La raffica di multe collezionate dal pulmino che effettua il trasporto sociale pagate, per metà, dal Comune? La minoranza di centrodestra chiede di fare chiarezza e ipotizza anche il danno erariale.
Multe per 15mila euro, l’interrogazione del centrodestra
E’ approdata in Consiglio comunale, a Vimercate, nella seduta di lunedì 9 febbraio la vicenda sollevata in esclusiva due settimane fa dal Giornale di Vimercate. I consiglieri Giovanni Sala, Luca Caprioli, Matteo Trassini e Martina Melzi hanno presentato un’interrogazione per chiedere lumi sulla vicenda e in particolare sulla decisione di Palazzo Trotti di coprire metà della spesa per pagare multe, per più di 15mila euro (oltre agli interessi), collezionate da un autista della cooperativa “Alatha”, a Milano, mentre era alla guida del mezzo messo a disposizione dal Comune di Vimercate per il trasporto di anziani e disabili.
La ricostruzione della vicenda
“Il Comune il 17 ottobre 2018 ha sottoscritto un contratto di comodato per un autoveicolo appositamente attrezzato per il trasporto di persone svantaggiate – si legge nel documento del centrodestra – Tale veicolo il 7 giugno 2021 veniva assegnato ad uso esclusivo alla cooperativa “Alatha”, aggiudicataria del servizio di trasporto sociale di disabili e anziani. Sono state emesse dal Comune di Milano numerose contravvenzioni per violazioni del Codice della Strada commesse dall’autoveicolo in questione, utilizzato esclusivamente dalla cooperativa. Le contravvenzioni sono state notificate alla società proprietaria del mezzo (dato in comodato d’uso gratuito al Comune a sua volta affidato ad “Alatha, ndr”), che inoltrava le stesse sia al Comune sia all’utilizzatore. Il contratto sottoscritto tra il Comune e la cooperativa sociale prevede che quest’ultima si faccia carico di qualsivoglia richiesta/danno/esborso derivante dalla circolazione del mezzo nel periodo in cui era ad essa affidato”.

Il Comune ha pagato le multe nonostante il contratto non lo prevesse
“Ciononostante – prosegue l’interrogazione – il Comune, dopo essersi fatto carico dell’intero pagamento alla società proprietaria del veicolo, ha richiesto alla Cooperativa, attraverso la sottoscrizione di un “atto di definizione bonaria controversia”, di rifondere solamente il 50% delle somme pagate alla società proprietaria a titolo di rimborso delle sanzioni”.
“Danno erariale?”
La minoranza di centrodestra chiede quindi all’Amministrazione comunale di Vimercate:
“Se sono stati fatti approfondimenti in merito al rispetto della cooperativa sociale “Alatha” degli accordi relativi al servizio di trasporto sociale di anziani e disabili, a partire dal fatto che il veicolo messo a disposizione dall’ente si trovasse ripetutamente fuori dal territorio vimercatese.
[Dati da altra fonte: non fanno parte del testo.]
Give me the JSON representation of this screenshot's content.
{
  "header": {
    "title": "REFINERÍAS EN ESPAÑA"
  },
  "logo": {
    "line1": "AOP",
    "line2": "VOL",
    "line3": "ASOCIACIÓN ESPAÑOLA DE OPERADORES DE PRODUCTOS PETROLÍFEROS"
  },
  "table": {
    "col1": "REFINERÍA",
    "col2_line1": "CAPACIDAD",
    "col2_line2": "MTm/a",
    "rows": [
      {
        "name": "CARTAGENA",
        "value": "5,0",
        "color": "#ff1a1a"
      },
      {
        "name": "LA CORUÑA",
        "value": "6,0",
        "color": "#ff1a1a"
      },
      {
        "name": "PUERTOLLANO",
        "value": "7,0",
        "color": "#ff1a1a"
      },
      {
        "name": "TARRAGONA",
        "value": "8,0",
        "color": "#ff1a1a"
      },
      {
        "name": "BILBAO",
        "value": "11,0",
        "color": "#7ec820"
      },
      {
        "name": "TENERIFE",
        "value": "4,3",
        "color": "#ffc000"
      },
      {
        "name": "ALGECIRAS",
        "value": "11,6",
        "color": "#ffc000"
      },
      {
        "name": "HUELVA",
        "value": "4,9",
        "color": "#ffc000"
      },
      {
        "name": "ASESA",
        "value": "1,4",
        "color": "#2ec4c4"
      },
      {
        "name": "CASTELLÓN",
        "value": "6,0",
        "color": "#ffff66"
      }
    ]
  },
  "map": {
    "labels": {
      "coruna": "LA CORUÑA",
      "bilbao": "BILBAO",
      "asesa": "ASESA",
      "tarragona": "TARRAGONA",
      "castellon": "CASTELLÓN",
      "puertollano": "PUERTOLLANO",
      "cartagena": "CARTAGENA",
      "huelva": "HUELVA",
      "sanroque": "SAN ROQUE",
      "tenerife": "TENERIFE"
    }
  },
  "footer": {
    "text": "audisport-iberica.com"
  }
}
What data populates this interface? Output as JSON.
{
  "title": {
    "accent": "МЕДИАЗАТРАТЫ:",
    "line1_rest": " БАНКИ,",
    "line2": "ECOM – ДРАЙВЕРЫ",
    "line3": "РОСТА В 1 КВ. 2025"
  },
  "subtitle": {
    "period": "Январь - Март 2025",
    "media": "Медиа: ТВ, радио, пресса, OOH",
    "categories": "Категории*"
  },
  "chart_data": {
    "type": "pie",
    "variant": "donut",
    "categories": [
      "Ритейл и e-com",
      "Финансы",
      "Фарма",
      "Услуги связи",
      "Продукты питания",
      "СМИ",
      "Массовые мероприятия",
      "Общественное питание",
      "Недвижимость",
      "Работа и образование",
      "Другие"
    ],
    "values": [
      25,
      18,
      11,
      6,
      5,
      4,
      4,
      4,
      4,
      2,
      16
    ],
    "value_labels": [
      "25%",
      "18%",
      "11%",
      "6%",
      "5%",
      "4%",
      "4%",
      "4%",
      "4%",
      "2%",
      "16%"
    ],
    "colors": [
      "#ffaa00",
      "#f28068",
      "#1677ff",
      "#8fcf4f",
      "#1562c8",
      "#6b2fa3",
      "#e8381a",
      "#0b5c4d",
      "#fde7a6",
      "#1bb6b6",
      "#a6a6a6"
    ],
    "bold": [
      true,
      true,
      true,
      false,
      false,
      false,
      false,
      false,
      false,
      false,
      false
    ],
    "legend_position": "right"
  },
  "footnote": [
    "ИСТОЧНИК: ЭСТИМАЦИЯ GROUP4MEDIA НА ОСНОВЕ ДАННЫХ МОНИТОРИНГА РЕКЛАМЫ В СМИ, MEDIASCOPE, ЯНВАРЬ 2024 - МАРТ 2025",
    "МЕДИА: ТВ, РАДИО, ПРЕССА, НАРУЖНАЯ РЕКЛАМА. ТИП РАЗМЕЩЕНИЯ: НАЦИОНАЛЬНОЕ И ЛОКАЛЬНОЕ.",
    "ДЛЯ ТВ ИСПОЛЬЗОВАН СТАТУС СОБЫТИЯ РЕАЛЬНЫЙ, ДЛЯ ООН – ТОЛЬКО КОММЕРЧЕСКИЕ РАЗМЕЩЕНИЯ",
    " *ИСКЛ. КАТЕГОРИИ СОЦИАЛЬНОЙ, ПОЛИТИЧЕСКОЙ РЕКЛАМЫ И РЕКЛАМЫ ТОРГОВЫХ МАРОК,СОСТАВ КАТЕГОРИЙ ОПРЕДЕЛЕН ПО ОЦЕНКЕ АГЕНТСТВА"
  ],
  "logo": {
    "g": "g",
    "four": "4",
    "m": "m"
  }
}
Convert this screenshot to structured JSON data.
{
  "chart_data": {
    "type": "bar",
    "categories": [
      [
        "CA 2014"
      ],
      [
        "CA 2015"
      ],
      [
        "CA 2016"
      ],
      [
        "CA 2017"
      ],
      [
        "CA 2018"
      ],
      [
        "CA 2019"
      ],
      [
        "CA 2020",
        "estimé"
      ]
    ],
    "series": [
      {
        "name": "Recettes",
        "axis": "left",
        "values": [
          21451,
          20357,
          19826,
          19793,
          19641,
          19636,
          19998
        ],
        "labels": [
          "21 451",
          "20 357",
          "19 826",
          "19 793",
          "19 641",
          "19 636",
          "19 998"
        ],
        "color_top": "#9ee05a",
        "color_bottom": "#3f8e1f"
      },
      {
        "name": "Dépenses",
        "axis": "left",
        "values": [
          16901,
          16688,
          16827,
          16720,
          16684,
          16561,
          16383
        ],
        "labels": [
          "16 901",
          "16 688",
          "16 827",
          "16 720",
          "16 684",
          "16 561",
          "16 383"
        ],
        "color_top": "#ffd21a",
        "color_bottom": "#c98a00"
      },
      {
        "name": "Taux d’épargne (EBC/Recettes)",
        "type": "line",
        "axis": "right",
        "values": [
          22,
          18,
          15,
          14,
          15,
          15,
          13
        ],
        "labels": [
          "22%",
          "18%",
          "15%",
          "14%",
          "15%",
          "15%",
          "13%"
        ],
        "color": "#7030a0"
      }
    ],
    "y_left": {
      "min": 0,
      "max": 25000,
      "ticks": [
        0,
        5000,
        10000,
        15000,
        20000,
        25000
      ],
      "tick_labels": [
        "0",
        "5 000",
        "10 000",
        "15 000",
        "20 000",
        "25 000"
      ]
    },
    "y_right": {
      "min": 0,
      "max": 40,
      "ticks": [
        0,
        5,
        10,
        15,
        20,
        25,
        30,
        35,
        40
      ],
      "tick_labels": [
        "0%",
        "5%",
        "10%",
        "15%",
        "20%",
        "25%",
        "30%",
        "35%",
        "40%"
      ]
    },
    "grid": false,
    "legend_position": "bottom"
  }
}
Perché, nonostante un’evidente cattiva gestione da parte della cooperativa, il Comune abbia deciso di proseguire il rapporto di collaborazione, pagando somme non dovute alla cooperativa, piuttosto che rivedere il servizio e cercare nuovi partners. Se l’utilizzo di soldi pubblici per pagare somme dovute da un privato, come espressamente richiamato dalla delibera di Giunta del 21 gennaio 2026, possa configurare un possibile danno erariale”.